Surely to infringe Dropbox’s trademark they would need to be “passing off” as Dropbox.
My understanding from this article is that Dropbox.com is selling adverts for a competitor service, which while a little bit cheeky, is surely not a breach of trademark.
So given no breach of trademark has occurred, how is this justified beyond the “I like Dropbox so it’s fine!” argument?
Yes, you’ve got it exactly right.
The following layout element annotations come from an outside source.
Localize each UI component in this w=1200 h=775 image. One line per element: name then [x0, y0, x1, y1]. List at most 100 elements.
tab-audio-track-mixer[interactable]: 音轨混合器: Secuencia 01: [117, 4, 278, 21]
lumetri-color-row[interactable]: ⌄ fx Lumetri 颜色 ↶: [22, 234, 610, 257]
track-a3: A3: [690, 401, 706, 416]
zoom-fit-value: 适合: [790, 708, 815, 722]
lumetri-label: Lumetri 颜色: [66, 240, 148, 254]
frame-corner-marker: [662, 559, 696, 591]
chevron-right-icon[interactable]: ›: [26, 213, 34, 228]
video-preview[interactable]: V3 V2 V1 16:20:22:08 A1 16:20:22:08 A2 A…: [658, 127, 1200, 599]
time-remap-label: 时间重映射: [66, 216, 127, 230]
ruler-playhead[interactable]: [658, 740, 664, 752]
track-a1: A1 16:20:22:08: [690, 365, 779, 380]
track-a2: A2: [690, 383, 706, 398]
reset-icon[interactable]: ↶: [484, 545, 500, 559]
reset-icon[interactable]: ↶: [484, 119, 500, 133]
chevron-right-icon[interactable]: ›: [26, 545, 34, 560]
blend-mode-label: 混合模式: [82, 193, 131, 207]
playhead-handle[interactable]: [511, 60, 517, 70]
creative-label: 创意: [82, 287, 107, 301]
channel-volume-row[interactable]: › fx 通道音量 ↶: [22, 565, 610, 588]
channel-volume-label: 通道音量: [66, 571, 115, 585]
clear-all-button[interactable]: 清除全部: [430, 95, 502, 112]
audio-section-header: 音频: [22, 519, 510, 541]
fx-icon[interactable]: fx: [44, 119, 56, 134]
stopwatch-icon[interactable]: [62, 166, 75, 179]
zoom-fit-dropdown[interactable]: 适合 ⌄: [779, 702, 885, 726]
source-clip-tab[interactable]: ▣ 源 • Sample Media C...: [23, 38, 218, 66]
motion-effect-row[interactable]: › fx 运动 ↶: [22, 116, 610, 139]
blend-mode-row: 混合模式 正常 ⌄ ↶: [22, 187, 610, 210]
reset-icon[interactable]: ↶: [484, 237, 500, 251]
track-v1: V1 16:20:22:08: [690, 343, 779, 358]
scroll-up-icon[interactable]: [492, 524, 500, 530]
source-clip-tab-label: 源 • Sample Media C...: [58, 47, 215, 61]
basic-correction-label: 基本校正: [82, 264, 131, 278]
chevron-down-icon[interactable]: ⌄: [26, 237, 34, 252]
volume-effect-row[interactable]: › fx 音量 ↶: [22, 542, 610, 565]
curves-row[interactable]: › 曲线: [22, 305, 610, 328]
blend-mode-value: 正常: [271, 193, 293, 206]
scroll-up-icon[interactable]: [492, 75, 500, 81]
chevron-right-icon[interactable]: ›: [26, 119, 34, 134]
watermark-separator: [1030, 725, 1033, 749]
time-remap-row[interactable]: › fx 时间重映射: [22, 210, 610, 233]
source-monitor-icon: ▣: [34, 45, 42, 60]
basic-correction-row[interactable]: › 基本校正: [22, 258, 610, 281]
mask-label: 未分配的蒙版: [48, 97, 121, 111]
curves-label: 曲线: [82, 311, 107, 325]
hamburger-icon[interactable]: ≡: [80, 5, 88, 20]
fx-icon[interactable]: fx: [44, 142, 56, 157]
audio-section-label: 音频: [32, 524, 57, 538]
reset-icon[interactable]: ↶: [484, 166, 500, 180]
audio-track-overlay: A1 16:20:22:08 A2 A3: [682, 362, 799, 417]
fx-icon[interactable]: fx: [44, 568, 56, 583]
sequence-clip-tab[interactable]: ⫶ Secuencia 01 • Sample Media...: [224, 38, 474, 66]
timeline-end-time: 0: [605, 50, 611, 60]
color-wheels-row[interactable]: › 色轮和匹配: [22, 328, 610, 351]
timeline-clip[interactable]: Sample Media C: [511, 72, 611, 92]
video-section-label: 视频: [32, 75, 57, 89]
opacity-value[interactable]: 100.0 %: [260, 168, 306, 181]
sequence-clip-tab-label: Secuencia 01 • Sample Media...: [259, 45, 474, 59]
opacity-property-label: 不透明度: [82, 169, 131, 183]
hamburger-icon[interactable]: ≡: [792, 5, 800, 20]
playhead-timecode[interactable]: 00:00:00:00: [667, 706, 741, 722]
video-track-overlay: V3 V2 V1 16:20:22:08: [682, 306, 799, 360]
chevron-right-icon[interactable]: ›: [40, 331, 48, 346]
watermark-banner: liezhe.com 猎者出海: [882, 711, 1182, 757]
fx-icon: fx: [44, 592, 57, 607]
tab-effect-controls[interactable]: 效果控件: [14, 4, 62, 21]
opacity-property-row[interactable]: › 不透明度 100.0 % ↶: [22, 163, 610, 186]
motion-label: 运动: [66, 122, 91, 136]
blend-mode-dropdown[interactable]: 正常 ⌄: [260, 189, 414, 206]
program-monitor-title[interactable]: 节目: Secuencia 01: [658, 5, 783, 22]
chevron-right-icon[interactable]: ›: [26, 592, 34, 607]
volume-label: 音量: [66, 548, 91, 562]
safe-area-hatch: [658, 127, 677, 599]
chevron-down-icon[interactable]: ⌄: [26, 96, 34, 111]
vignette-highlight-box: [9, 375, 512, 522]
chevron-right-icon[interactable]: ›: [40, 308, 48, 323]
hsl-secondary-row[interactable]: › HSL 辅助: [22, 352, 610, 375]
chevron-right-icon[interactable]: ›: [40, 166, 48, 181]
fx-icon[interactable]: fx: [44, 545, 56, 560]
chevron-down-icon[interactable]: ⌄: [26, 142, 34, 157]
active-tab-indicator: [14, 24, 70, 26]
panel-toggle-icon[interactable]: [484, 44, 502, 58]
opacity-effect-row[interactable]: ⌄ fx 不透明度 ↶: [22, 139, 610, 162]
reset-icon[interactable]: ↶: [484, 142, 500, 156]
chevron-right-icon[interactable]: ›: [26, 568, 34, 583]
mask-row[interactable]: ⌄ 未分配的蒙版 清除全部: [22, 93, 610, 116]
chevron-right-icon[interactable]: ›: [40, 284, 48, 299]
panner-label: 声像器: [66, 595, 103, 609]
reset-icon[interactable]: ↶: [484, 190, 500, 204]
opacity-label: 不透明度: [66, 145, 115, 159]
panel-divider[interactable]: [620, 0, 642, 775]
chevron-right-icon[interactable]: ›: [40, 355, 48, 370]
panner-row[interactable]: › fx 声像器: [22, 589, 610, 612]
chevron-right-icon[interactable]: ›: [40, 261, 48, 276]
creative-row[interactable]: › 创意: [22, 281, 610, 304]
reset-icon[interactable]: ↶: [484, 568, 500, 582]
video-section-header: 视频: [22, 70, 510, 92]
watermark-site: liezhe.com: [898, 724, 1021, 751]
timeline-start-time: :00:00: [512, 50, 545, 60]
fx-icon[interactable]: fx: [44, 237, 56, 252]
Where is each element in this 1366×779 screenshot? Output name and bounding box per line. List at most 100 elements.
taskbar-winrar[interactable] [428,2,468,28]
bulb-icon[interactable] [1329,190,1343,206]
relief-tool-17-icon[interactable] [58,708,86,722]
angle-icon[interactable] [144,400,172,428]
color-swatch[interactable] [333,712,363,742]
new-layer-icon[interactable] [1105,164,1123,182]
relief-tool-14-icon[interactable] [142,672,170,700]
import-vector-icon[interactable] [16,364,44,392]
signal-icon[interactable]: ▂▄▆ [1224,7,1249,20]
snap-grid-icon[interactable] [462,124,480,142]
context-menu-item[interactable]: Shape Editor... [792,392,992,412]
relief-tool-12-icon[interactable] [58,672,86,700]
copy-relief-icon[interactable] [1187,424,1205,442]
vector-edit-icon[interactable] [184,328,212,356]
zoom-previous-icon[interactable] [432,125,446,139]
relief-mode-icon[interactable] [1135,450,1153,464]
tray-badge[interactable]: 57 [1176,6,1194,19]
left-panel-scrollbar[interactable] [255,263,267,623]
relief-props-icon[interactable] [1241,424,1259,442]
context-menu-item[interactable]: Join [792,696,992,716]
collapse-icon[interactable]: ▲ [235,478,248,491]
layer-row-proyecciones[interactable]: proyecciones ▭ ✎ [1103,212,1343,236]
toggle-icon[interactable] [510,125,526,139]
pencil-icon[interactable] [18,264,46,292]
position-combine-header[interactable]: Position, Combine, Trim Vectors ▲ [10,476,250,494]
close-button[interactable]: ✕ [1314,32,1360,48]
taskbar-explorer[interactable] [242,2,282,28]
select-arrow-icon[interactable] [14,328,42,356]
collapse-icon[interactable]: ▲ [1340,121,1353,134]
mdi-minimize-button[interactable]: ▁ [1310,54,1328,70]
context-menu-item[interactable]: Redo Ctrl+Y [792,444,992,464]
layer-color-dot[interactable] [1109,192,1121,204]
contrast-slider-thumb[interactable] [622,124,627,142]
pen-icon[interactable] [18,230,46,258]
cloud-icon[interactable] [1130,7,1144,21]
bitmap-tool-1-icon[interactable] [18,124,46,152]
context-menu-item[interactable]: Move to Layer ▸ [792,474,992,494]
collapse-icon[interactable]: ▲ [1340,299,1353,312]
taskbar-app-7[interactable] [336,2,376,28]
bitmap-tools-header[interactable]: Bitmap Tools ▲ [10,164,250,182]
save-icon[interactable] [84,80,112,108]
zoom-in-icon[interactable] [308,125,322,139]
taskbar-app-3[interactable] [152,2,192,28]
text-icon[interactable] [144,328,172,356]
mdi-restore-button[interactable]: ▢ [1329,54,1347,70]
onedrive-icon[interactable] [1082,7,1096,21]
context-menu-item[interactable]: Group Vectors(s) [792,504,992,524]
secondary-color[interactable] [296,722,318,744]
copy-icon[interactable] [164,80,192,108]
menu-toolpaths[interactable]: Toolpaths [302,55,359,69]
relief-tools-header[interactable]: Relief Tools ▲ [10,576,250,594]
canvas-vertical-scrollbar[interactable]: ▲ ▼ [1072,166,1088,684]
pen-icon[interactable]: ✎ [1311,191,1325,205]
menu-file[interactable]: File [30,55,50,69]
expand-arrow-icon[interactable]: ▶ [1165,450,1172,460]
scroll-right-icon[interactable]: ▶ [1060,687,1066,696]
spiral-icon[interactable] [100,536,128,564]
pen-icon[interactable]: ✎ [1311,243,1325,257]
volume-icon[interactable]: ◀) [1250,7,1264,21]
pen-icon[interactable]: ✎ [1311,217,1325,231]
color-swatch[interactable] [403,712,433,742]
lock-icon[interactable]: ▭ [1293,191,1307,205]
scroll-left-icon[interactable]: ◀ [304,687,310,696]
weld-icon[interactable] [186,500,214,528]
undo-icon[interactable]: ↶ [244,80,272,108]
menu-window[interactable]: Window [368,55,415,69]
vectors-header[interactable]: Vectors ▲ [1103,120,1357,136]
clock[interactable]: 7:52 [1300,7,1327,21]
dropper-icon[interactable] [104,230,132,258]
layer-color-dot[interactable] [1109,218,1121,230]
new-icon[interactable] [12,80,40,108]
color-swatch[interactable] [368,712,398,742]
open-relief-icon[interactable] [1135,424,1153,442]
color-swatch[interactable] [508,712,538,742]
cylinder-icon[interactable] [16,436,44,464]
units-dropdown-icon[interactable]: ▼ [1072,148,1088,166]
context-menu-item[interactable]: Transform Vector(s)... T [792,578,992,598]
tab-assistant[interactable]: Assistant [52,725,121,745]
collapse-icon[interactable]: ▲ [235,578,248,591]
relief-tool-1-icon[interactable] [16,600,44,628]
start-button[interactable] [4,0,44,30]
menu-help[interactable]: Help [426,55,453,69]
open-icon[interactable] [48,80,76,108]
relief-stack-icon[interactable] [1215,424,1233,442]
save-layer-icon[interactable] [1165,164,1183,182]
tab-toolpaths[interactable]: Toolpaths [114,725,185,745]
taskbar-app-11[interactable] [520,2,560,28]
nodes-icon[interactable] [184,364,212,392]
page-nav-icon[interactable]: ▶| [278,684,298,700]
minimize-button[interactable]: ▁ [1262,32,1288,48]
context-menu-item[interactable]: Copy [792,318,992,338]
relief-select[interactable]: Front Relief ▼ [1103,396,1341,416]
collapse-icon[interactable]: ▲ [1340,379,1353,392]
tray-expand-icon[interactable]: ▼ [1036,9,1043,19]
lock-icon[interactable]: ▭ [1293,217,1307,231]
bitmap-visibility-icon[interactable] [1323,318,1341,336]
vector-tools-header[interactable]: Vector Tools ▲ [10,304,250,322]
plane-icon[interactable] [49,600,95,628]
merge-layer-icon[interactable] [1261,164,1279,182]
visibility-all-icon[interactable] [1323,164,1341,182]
Although I am a satisfied user of Dropbox’s service, I’m quite disgusted at the tactics they used to acquire this domain name.
Dropbox .. simply brilliant .. I use dropbox on regular basis .. it has really made sharing of the files and folders very easy …
Cheers,
Daina
One word for Dropbox – Brilliant .. I use it on regular basis … it has really made made file and folder sharing very easy …
Cheers,
Daina
Good domain name can be everything. Just look at Facebook.com.
You mean TheFacebook.com ? ;-P
My guess, they used the court system to get the domain owner’s attention, cause some financial pain, etc. Reminiscent of the gateway.com battle in the 90’s… http://cyber.la...in/gateway.html
Troy.
#
Well done dropbox – congratulations on your new domain!!!
Love your work and long time user here!
Love DropBox, love the nnet, love Techcrunch.
btw, domains by proxy is the privacy service opperated by Go Daddy.
Domains by Proxy IS Go Daddy. i worked there. in the DBP department.
btw, dropbox.com (like box.com) is blocked in china, getdropbox.com is accessible and really fast even. dekstop app is working nicely, too.